This article was first published on Lexis®PSL Public Law on 27 January 2016.
What are the new security rules?
One of the significant changes introduced by the GDPR is an emphasis on two fundamental concepts of data security—‘privacy by design’ and ‘privacy by default’. These in essence mean that security must be at the centre of planning for data storage, not something that is bolted on afterwards, and not merely a shell wrapped around the outside of the data repository. By way of example, it is unlikely under the new regime that utilisation of a firewall, however sophisticated, will in itself amount to the taking of appropriate technological and organisational measures to safeguard the data. The GDPR encourages organisations to adopt a variety of techniques in relation to the data itself, such as encryption of the data at rest, anonymisation of the data whenever it is not necessary for personal information to be retained with it, and pseudonymisation (ie associating the data with a unique identifier, rather than with a real world name, e-mail address or National Insurance Number) wherever practical.
What are the new rules on breach notification?
The key change here is that for the first time it will become mandatory for a data processor to notify a data subject whenever there has been a ‘high risk’ data breach. Although the definition of high risk will undoubtedly evolve, it seems clear that more or less any breach which represents a possibility of ID theft or misappropriation of funds will be included. In addition, where the breach puts individuals at risk, the principle data authority (ie the Information Commissioner’s Office (ICO) in this country) must be notified. For public sector bodies, that may be most likely to be engaged in relation to their work with vulnerable service users, ie those who are children, or with mental health issues, but there may be any number of other circumstances where this obligation could arise.
How does this differ from the current regime?
While the ICO has always encouraged significant breaches to be notified to data subjects as part of the process of remediation following a breach, the rules in this regard will become significantly more stringent. The timelines and the positive obligation to notify referred to above, are both departures from the existing position and will have practical implications for how organisations respond to breaches in the early days following discovery. It will also undoubtedly start to have a bearing on the cyber insurance market, as there is better information about the scale of such breaches across the market generally, but also about a specific organisation’s own history of breaches.
What impact will these new rules have on public sector organisations?
As can be seen, these changes are going to have a very dramatic effect on all organisations, and this will be equally true of the public as the private sector. Indeed, public sector bodies, which can potentially be the repositories of very substantial amounts of highly sensitive data about vulnerable data subjects, are likely to be particularly affected by the new breach reporting requirements, since more or less any breach in this area would tend to give rise to notification obligations. In addition, like every other organisation of any scale, public sector bodies will need to reconsider their arrangements for data storage and security from the ground up, with the concepts of privacy by design and by default at the core of the measures they put in place. This applies to the data held on their own personnel, just as much as it does to the data held on service users and stakeholders. Combine these considerations with the significantly enhanced levels of potential fines which may be levied for significant breaches and it can be seen that the impact is going to be dramatic.
What steps should public sector organisations take now?
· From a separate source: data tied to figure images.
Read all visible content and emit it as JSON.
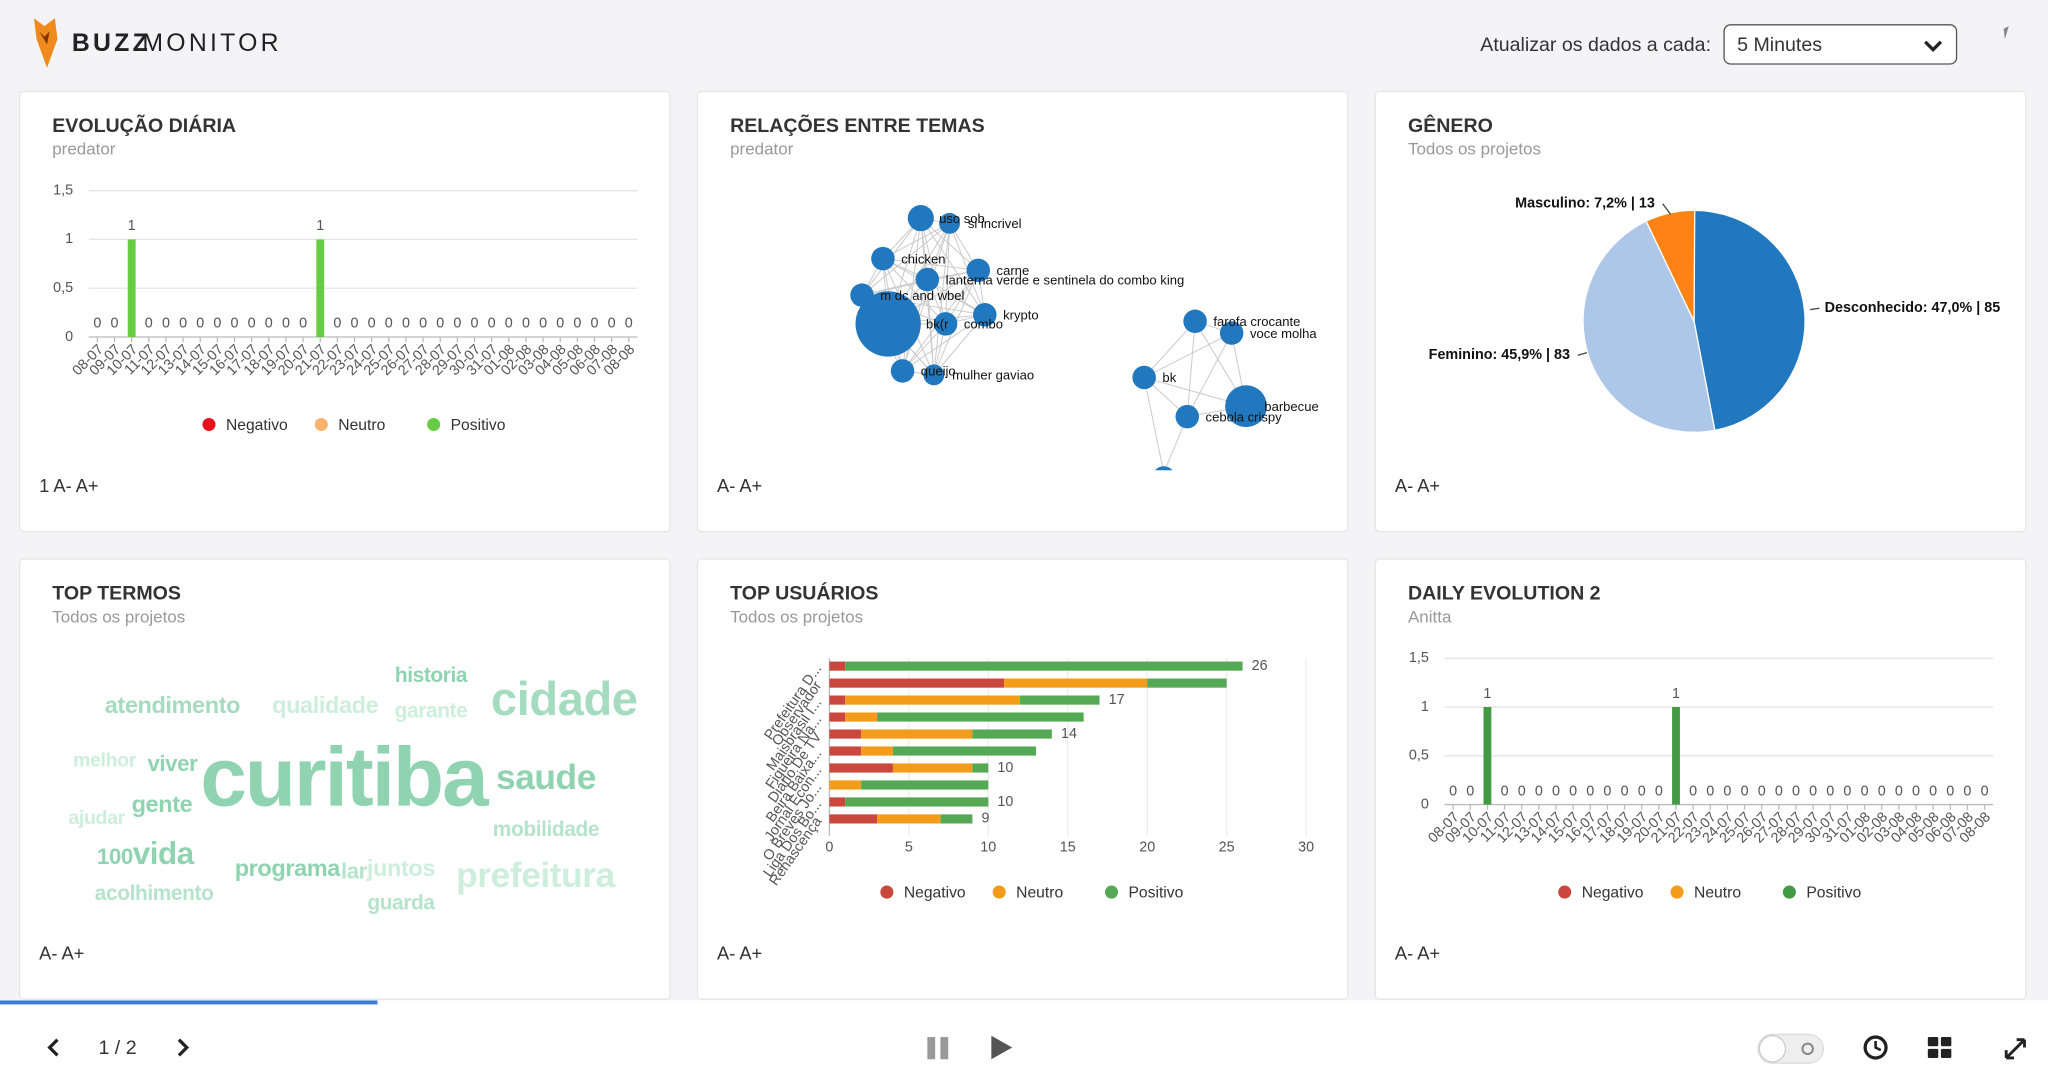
{
  "header": {
    "logo_bold": "BUZZ",
    "logo_light": "MONITOR",
    "refresh_label": "Atualizar os dados a cada:",
    "refresh_value": "5 Minutes"
  },
  "panels": [
    {
      "title": "EVOLUÇÃO DIÁRIA",
      "subtitle": "predator",
      "footer": "1 A- A+",
      "chart": {
        "type": "bar",
        "categories": [
          "08-07",
          "09-07",
          "10-07",
          "11-07",
          "12-07",
          "13-07",
          "14-07",
          "15-07",
          "16-07",
          "17-07",
          "18-07",
          "19-07",
          "20-07",
          "21-07",
          "22-07",
          "23-07",
          "24-07",
          "25-07",
          "26-07",
          "27-07",
          "28-07",
          "29-07",
          "30-07",
          "31-07",
          "01-08",
          "02-08",
          "03-08",
          "04-08",
          "05-08",
          "06-08",
          "07-08",
          "08-08"
        ],
        "series": [
          {
            "name": "Negativo",
            "color": "#e3141b",
            "values": [
              0,
              0,
              0,
              0,
              0,
              0,
              0,
              0,
              0,
              0,
              0,
              0,
              0,
              0,
              0,
              0,
              0,
              0,
              0,
              0,
              0,
              0,
              0,
              0,
              0,
              0,
              0,
              0,
              0,
              0,
              0,
              0
            ]
          },
          {
            "name": "Neutro",
            "color": "#f9b36d",
            "values": [
              0,
              0,
              0,
              0,
              0,
              0,
              0,
              0,
              0,
              0,
              0,
              0,
              0,
              0,
              0,
              0,
              0,
              0,
              0,
              0,
              0,
              0,
              0,
              0,
              0,
              0,
              0,
              0,
              0,
              0,
              0,
              0
            ]
          },
          {
            "name": "Positivo",
            "color": "#66cc44",
            "values": [
              0,
              0,
              1,
              0,
              0,
              0,
              0,
              0,
              0,
              0,
              0,
              0,
              0,
              1,
              0,
              0,
              0,
              0,
              0,
              0,
              0,
              0,
              0,
              0,
              0,
              0,
              0,
              0,
              0,
              0,
              0,
              0
            ]
          }
        ],
        "ylim": [
          0,
          1.5
        ],
        "yticks": [
          0,
          {
            "value": 0.5,
            "label": "0,5"
          },
          1,
          {
            "value": 1.5,
            "label": "1,5"
          }
        ],
        "grid": true,
        "legend": "bottom"
      }
    },
    {
      "title": "RELAÇÕES ENTRE TEMAS",
      "subtitle": "predator",
      "footer": "A- A+",
      "chart": {
        "type": "network",
        "nodes": [
          "uso sob",
          "si incrivel",
          "chicken",
          "carne",
          "lanterna verde e sentinela do combo king",
          "m dc and wbel",
          "bk(r",
          "combo",
          "krypto",
          "queijo",
          "mulher gaviao",
          "farofa crocante",
          "voce molha",
          "bk",
          "barbecue",
          "cebola crispy"
        ],
        "color": "#2278be"
      }
    },
    {
      "title": "GÊNERO",
      "subtitle": "Todos os projetos",
      "footer": "A- A+",
      "chart": {
        "type": "pie",
        "categories": [
          "Desconhecido",
          "Feminino",
          "Masculino"
        ],
        "values": [
          47.0,
          45.9,
          7.2
        ],
        "value_labels": [
          "Desconhecido: 47,0% | 85",
          "Feminino: 45,9% | 83",
          "Masculino: 7,2% | 13"
        ],
        "colors": [
          "#2278be",
          "#aec7e8",
          "#ff8214"
        ]
      }
    },
    {
      "title": "TOP TERMOS",
      "subtitle": "Todos os projetos",
      "footer": "A- A+",
      "chart": {
        "type": "wordcloud",
        "words": [
          "historia",
          "atendimento",
          "qualidade",
          "garante",
          "cidade",
          "melhor",
          "viver",
          "curitiba",
          "saude",
          "gente",
          "ajudar",
          "mobilidade",
          "100",
          "vida",
          "programa",
          "lar",
          "juntos",
          "prefeitura",
          "acolhimento",
          "guarda"
        ]
      }
    },
    {
      "title": "TOP USUÁRIOS",
      "subtitle": "Todos os projetos",
      "footer": "A- A+",
      "chart": {
        "type": "hbar",
        "categories": [
          "Prefeitura D...",
          "Observador",
          "Maisbrasil I...",
          "Figueira Na...",
          "Diário De TV",
          "Beira Baixa...",
          "Jornal Econ...",
          "O Breves Jo...",
          "Liga Dos Bo...",
          "Renascença"
        ],
        "series": [
          {
            "name": "Negativo",
            "color": "#c9473d",
            "values": [
              1,
              11,
              1,
              1,
              2,
              2,
              4,
              0,
              1,
              3
            ]
          },
          {
            "name": "Neutro",
            "color": "#f39c1a",
            "values": [
              0,
              9,
              11,
              2,
              7,
              2,
              5,
              2,
              0,
              4
            ]
          },
          {
            "name": "Positivo",
            "color": "#55a955",
            "values": [
              25,
              5,
              5,
              13,
              5,
              9,
              1,
              8,
              9,
              2
            ]
          }
        ],
        "totals": [
          26,
          null,
          17,
          null,
          14,
          null,
          10,
          null,
          10,
          9
        ],
        "xlim": [
          0,
          30
        ],
        "xticks": [
          0,
          5,
          10,
          15,
          20,
          25,
          30
        ],
        "grid": true,
        "legend": "bottom"
      }
    },
    {
      "title": "DAILY EVOLUTION 2",
      "subtitle": "Anitta",
      "footer": "A- A+",
      "chart": {
        "type": "bar",
        "categories": [
          "08-07",
          "09-07",
          "10-07",
          "11-07",
          "12-07",
          "13-07",
          "14-07",
          "15-07",
          "16-07",
          "17-07",
          "18-07",
          "19-07",
          "20-07",
          "21-07",
          "22-07",
          "23-07",
          "24-07",
          "25-07",
          "26-07",
          "27-07",
          "28-07",
          "29-07",
          "30-07",
          "31-07",
          "01-08",
          "02-08",
          "03-08",
          "04-08",
          "05-08",
          "06-08",
          "07-08",
          "08-08"
        ],
        "series": [
          {
            "name": "Negativo",
            "color": "#c9473d",
            "values": [
              0,
              0,
              0,
              0,
              0,
              0,
              0,
              0,
              0,
              0,
              0,
              0,
              0,
              0,
              0,
              0,
              0,
              0,
              0,
              0,
              0,
              0,
              0,
              0,
              0,
              0,
              0,
              0,
              0,
              0,
              0,
              0
            ]
          },
          {
            "name": "Neutro",
            "color": "#f39c1a",
            "values": [
              0,
              0,
              0,
              0,
              0,
              0,
              0,
              0,
              0,
              0,
              0,
              0,
              0,
              0,
              0,
              0,
              0,
              0,
              0,
              0,
              0,
              0,
              0,
              0,
              0,
              0,
              0,
              0,
              0,
              0,
              0,
              0
            ]
          },
          {
            "name": "Positivo",
            "color": "#449944",
            "values": [
              0,
              0,
              1,
              0,
              0,
              0,
              0,
              0,
              0,
              0,
              0,
              0,
              0,
              1,
              0,
              0,
              0,
              0,
              0,
              0,
              0,
              0,
              0,
              0,
              0,
              0,
              0,
              0,
              0,
              0,
              0,
              0
            ]
          }
        ],
        "ylim": [
          0,
          1.5
        ],
        "yticks": [
          0,
          {
            "value": 0.5,
            "label": "0,5"
          },
          1,
          {
            "value": 1.5,
            "label": "1,5"
          }
        ],
        "grid": true,
        "legend": "bottom"
      }
    }
  ],
  "pager": {
    "label": "1 / 2"
  }
}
There is a two year window from the formal adoption of the GDPR before it comes into direct effect. Public sector organisations should be using those two years to review their existing systems, and to put in place the range of measures referred to above which will enable them to discharge the new duties which will fall on them under the regulation when it comes into effect. In particular they may need to examine measures to ensure the anonymisation/pseudonymisation of the data they hold, which still enables them to discharge their statutory duties to service users quickly and effectively, and to update their systems to enable data to be held at rest in an encrypted form while still allowing it to be processed by their systems. These are going to be substantial challenges for some organisations and, in that context, two years does not afford a great deal of time to put all such arrangements in place.